Are you a techie? Is your target buyer a techie, too? Probably not, and in order to reach your target buyer, you’d better be speaking their language and not just your own.
You may sell a complex, highly technical product or service, but as it turns out, using fancy, technical jargon doesn’t impress anybody and can actually turn potential buyers away.
Using technical jargon is widely accepted in the high-tech business world when talking amongst peers, but when used in marketing materials and sales correspondence it becomes confusing and is usually lost on the decision maker.
Who Is Your Audience
Determining who reads your marketing materials is the first, vital step to developing relevant marketing and advertising messages. However, oftentimes a marketing piece will be read by different groups of prospects and the message must somehow relate to each of them.
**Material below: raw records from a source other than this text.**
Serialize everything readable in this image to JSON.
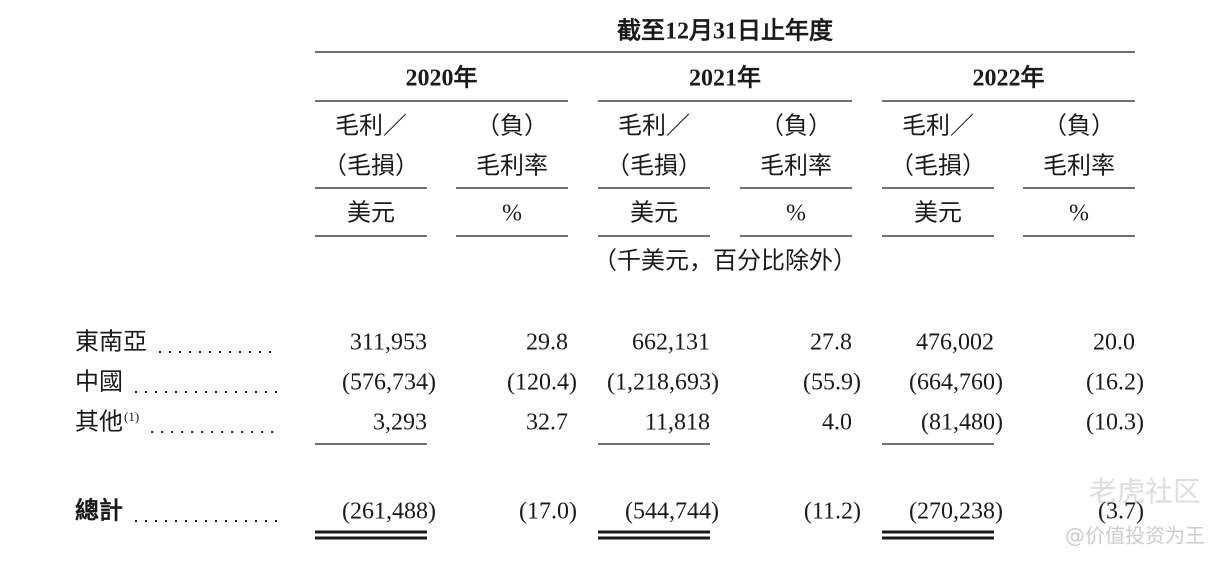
{
  "header": {
    "period": "截至12月31日止年度",
    "years": [
      "2020年",
      "2021年",
      "2022年"
    ],
    "columns": [
      [
        "毛利／",
        "（毛損）"
      ],
      [
        "（負）",
        "毛利率"
      ]
    ],
    "units": [
      "美元",
      "%"
    ],
    "note": "（千美元，百分比除外）"
  },
  "table": {
    "rows": [
      {
        "label": "東南亞",
        "values": [
          "311,953",
          "29.8",
          "662,131",
          "27.8",
          "476,002",
          "20.0"
        ]
      },
      {
        "label": "中國",
        "values": [
          "(576,734)",
          "(120.4)",
          "(1,218,693)",
          "(55.9)",
          "(664,760)",
          "(16.2)"
        ]
      },
      {
        "label": "其他",
        "footnote": "(1)",
        "values": [
          "3,293",
          "32.7",
          "11,818",
          "4.0",
          "(81,480)",
          "(10.3)"
        ]
      }
    ],
    "total": {
      "label": "總計",
      "values": [
        "(261,488)",
        "(17.0)",
        "(544,744)",
        "(11.2)",
        "(270,238)",
        "(3.7)"
      ]
    }
  },
  "watermark": {
    "brand": "老虎社区",
    "author": "@价值投资为王"
  }
}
For example, a high-tech product prototype developer would have two target readers of a corporate brochure: the engineer (influencer) and the executive (decision maker).
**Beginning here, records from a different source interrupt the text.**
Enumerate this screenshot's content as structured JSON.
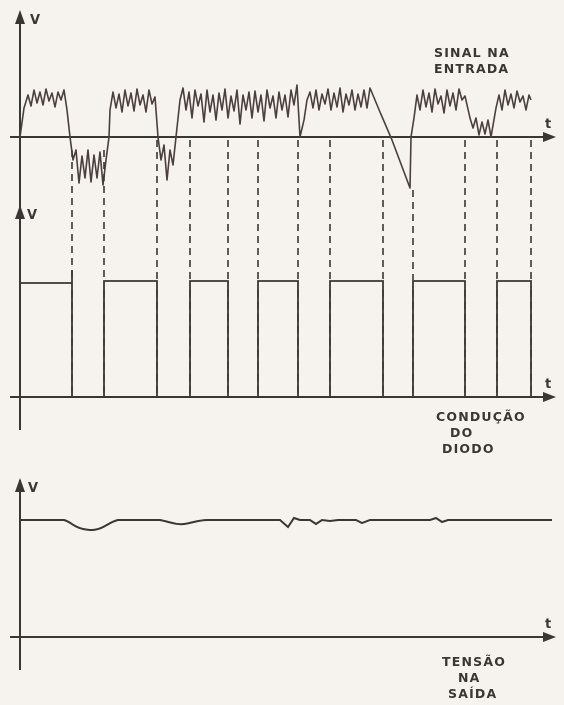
{
  "panels": [
    {
      "y_axis_label": "V",
      "x_axis_label": "t",
      "caption_lines": [
        "SINAL NA",
        "ENTRADA"
      ]
    },
    {
      "y_axis_label": "V",
      "x_axis_label": "t",
      "caption_lines": [
        "CONDUÇÃO",
        "DO",
        "DIODO"
      ]
    },
    {
      "y_axis_label": "V",
      "x_axis_label": "t",
      "caption_lines": [
        "TENSÃO",
        "NA",
        "SAÍDA"
      ]
    }
  ]
}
First, the engineer would read the company’s marketing material to decide if the prototype developer has the appropriate machinery and technical knowledge in place to build the prototype.
When reading the brochure, this reader is looking for technical knowledge, key terms and buzz words. Although, this reader understands the technical jargon, very little is needed to sell this influencer – either you have what they need or you don’t.
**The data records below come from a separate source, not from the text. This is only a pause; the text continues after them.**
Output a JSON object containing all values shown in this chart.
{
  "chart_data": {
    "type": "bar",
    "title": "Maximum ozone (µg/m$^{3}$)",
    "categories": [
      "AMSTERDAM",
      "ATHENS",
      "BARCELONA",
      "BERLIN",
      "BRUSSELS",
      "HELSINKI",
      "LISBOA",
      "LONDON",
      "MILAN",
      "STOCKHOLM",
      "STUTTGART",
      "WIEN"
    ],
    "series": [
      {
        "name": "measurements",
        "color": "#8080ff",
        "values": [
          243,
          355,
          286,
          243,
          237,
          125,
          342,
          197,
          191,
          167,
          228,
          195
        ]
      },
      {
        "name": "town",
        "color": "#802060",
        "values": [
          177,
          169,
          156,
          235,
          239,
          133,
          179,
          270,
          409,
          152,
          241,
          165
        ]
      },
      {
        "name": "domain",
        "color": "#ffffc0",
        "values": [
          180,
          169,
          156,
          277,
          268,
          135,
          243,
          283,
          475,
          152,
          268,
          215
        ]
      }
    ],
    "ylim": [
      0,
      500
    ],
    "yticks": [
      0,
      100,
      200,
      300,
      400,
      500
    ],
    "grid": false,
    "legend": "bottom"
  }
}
On the other hand, the executive or decision maker will also read the prototype developer’s collateral. However, this reader is less interested in the machinery (i.e. details) and may not even understand the technical jargon. Using too much jargon and listing too many features without their benefits, will only turn this buyer away.
Divide and Conquer
There is a happy middle-road. You can successfully speak to both technical influencers and decision makers in one marketing piece, if it is crafted well.
First, most of the marketing piece should be devoted to the benefits that your service or product offers to the decision maker. They, after all, are the ones with the final power to buy your product or service, or not.
When you mention an important piece of machinery, tell why it’s important to delivering your service, or how it adds value to the buyer. For instance, you may use a high speed machine that is faster and more accurate than doing a particular task by hand. This machine allows your company to offer faster delivery and higher quality assurance in the finished product.
Second, use lists and tables to visually separate highly technical information from the rest of the brochure copy. This allows the reader to quickly scan what they do and don’t want to read. This is where you can talk to the technical reader, but the executive reader can see quickly if it pertains to their decision and move on if it doesn’t.
Use Jargon Sparingly
Jargon can be dangerous when left in the wrong hands. Too much and you loose the reader, too little and you don’t appear competent. So how much is the right amount?
If you can’t get through two sentences without an acronym, techie-term, or words that includes capital letters in the middle of them, then you probably have too much jargon clogging up your marketing piece.
Copy should flow easily and be readable by an intelligent person. After reading your marketing piece, they should be able to tell what you are offering. If they can’t, then revisit your marketing piece and rework the placement and amount of jargon that you use and include more benefit statements.
Remember: Benefits sell features, but features don’t sell benefits.
Don’t confuse and enrage your decision making reader. Rather, educate and enlighten them to get the best response from all of your marketing pieces.